In CAK, the oxygen that chickens and turkeys breathe is slowly replaced with inert, nonpoisonous gasses, putting the birds "to sleep" quickly and painlessly. CAK reduces labor costs, improves working conditions, and lessens the opportunity for slaughterhouse workers to abuse birds. CAK is far less cruel than electrical stunning, the conventional slaughter method. During conventional slaughter, chickens and turkeys are dumped onto conveyors and hung upside down by their legs in metal shackles (which often results in broken bones) before their heads are run through an electrified bath that gives them painful shocks but doesn't make them insensible to pain. Stunned birds are often still conscious when their throats are cut, and many are scalded to death in defeathering tanks.

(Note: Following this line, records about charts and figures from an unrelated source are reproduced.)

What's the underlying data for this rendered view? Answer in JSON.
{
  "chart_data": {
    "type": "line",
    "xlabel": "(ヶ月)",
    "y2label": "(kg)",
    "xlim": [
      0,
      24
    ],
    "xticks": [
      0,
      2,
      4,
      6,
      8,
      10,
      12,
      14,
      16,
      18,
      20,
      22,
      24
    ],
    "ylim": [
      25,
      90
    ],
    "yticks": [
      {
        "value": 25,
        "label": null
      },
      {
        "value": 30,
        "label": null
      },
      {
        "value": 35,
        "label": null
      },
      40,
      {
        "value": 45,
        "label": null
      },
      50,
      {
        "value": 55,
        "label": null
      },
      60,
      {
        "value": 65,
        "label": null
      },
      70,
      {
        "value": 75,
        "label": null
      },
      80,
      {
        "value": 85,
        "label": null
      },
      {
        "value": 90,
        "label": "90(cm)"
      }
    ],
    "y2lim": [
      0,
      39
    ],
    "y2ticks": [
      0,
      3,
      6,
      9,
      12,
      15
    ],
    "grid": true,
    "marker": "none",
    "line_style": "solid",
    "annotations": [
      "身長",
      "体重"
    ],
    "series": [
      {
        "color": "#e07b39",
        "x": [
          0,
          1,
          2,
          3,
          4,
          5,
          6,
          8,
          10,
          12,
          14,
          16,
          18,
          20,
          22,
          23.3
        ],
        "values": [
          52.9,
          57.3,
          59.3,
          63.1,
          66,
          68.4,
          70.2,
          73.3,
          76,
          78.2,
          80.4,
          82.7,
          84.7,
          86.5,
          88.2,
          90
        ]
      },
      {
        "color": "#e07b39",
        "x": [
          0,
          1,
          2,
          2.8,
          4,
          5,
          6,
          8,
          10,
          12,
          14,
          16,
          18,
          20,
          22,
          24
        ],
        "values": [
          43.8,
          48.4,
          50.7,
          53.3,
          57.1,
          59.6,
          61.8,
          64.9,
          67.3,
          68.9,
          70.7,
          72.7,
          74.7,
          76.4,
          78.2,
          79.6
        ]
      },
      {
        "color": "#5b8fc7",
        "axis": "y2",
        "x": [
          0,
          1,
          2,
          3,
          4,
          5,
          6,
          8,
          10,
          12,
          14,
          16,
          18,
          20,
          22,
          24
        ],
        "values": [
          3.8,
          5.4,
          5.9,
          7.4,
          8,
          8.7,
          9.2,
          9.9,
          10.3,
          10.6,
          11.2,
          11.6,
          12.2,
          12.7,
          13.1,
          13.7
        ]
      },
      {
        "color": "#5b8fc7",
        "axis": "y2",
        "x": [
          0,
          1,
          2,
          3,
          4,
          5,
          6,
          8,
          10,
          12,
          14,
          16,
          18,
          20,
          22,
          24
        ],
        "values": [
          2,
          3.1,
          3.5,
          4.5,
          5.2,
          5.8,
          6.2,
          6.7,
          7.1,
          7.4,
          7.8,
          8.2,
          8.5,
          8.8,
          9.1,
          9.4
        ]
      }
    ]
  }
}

Ruby Tuesday will also give purchasing preference to suppliers that are phasing out gestation crates (highly restrictive metal enclosures that confine pregnant pigs) and that produce cage-free eggs. Ruby Tuesday joins restaurant chains Burger King, Carl's Jr., Hardee's, and Wendy's as well as grocery chains Safeway, Winn-Dixie, and Harris Teeter, all of which adopted similar animal welfare policies after talking to PETA.
"We still recommend the restaurant's veggie burger to animal lovers, but Ruby Tuesday deserves praise for deciding to buy turkey meat from suppliers that use a less cruel slaughter method," says PETA Executive Vice President Tracy Reiman. "Turkeys are wonderful animals who feel pain and fear, so reducing their suffering is very important."